Can you consistently corner as well as those four racers? Even though I have coached three of them I can’t consistently corner that well and neither can most other pro downhill racers, very few if any pro cross-country racers and very few riders of all levels/experience. I have video of hundreds of pro racers (including me) and thousands of amateurs racers looking at the apex or closer as they enter a corner. The same videos show most racers, pros and amateurs alike braking in the corner and often out of position. These racers/riders are missing 98% of what creates exit speed. Having their feet in the right position (outside foot trailing inside foot) at the entrance might make them corner 2% faster but looking through, braking before the corner and maintaining the correct body position would make them 50-100% faster! Since we all have a limited amount of practice time (drill time, not riding time) our time would be better spent working on the big picture,(looking through the corner, braking before the corner and using perfect body position) before we worry about a little detail like which foot is forward.

Why can be faster to enter a corner with your inside foot forward and outside foot trailing? It allows you to easily distribute your weight exactly where you want it, by simply “letting” the outside foot drop to where you feel most balanced (from 50% of your weight on either foot to 60-40, 70-30, 71-29, etc., and you can slowly shift your weight to the outside foot or quickly shift your weight). This is much harder when your forward foot is your outside foot (for me this is a right hand corner as I ride left foot forward) as you really have two choices, outside foot level with inside foot or outside foot down. The micro adjustments are much harder with your forward foot making turning away from your forward foot a little more awkward than towards your forward foot. If you could switch which foot is forward instinctively, with zero thought, cornering towards your forward foot would be faster (a little bit!) but in my 15 years of coaching over 3,000 students I have yet to find a student who can do this effortlessly. Even my fastest student, Greg Minnaar cannot do this without thinking and then screwing up a more important element of cornering. I do believe as the world cup gets more and more competitive racers will start adjusting which foot is forward as they enter corners to gain that extra 10th of a second or two tenths. This is something that will take a YOUNG racer years to master. Your time and my time would be better spent perfecting the more important elements of cornering!

BetterRide student Aaron Polly getting the picture skills right!
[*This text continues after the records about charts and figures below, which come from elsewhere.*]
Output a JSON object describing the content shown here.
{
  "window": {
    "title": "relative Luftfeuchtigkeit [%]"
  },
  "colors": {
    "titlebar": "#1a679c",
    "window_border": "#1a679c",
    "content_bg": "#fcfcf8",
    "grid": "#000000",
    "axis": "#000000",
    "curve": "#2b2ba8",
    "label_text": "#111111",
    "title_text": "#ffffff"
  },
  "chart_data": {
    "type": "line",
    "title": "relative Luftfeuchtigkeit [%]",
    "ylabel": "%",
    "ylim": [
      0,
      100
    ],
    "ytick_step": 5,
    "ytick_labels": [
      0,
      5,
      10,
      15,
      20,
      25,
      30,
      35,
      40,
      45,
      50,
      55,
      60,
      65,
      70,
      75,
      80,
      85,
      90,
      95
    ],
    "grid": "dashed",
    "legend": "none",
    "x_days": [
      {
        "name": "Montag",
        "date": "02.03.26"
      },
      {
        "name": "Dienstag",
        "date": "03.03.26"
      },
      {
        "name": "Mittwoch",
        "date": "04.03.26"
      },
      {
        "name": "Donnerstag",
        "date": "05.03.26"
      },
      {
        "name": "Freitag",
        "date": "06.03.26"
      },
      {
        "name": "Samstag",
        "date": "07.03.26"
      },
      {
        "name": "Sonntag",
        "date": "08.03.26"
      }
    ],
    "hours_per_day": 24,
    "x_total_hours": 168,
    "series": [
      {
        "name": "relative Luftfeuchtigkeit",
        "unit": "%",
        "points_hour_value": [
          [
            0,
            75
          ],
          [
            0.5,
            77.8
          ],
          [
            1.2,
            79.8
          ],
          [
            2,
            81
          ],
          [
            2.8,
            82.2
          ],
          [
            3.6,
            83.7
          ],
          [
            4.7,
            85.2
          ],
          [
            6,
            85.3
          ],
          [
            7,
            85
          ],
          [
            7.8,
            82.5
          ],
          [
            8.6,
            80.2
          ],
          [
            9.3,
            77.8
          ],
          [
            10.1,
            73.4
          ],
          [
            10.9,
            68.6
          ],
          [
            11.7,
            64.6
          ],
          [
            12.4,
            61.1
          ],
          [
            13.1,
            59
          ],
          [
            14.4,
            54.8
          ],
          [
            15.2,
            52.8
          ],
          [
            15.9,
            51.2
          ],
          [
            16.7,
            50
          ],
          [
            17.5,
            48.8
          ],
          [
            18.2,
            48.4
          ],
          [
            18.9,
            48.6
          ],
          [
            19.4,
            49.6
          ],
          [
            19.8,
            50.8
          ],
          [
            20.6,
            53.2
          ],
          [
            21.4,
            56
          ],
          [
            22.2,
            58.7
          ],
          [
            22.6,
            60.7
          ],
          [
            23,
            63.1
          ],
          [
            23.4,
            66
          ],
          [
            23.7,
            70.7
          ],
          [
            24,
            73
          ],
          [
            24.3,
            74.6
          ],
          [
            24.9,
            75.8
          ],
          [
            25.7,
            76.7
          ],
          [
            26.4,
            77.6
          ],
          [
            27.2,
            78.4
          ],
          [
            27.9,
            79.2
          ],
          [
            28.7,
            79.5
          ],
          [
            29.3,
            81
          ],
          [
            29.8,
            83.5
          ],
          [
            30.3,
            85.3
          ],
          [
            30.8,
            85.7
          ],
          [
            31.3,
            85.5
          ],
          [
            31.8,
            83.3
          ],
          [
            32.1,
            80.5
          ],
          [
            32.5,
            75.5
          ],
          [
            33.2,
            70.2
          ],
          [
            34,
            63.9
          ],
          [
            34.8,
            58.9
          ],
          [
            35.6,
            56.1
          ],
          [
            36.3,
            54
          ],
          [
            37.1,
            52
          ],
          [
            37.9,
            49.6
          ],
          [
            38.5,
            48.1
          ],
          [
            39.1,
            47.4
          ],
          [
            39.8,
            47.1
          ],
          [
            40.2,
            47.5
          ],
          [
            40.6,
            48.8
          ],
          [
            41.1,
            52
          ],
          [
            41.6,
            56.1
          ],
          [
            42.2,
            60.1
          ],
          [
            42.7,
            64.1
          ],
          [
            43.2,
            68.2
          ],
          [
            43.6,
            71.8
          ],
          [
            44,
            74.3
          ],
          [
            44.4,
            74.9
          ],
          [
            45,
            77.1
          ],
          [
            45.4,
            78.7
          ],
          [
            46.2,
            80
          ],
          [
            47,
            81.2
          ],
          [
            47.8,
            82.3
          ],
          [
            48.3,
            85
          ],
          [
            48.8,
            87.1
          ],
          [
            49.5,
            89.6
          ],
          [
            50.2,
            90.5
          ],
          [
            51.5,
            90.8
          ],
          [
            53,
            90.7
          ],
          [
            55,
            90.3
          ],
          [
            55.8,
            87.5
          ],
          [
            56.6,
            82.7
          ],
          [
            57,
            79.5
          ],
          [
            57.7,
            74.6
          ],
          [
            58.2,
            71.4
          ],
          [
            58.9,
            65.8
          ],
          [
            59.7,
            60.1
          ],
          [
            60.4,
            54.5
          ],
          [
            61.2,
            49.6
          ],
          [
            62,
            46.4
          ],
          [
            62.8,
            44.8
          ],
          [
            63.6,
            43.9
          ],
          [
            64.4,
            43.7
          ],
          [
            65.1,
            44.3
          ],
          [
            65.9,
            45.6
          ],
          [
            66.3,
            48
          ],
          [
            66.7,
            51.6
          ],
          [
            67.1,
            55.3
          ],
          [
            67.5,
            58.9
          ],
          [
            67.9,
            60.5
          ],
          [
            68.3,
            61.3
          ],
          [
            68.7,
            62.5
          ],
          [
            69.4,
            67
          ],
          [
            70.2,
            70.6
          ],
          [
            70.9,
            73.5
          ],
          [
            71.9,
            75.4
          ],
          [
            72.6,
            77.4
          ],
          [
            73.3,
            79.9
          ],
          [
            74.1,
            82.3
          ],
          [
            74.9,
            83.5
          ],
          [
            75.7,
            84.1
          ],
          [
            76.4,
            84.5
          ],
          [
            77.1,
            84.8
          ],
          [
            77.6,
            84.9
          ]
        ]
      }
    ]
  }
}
BetterRide student Aaron Polly getting the picture skills right!

How your body deals with this is interesting. After 40 plus years of riding left foot forward (biking, skateboarding, snowboarding and surfing) I have twisted my legs, hips, back and neck. Despite years of yoga, stretching, foam rolling, massage therapy and chiropractic care my right hip is WAY tighter than my left and back gets sore quickly. With this in mind I have started riding awkward foot forward on the easier sections of trail. While this won’t make up for the imbalance in my body it might keep it from getting worse!

So focus on the Big Picture techniques like vision, balanced and neutral body position and braking before the corner. IF you ever master these then you can worry about which is forward as your enter a corner or switchback.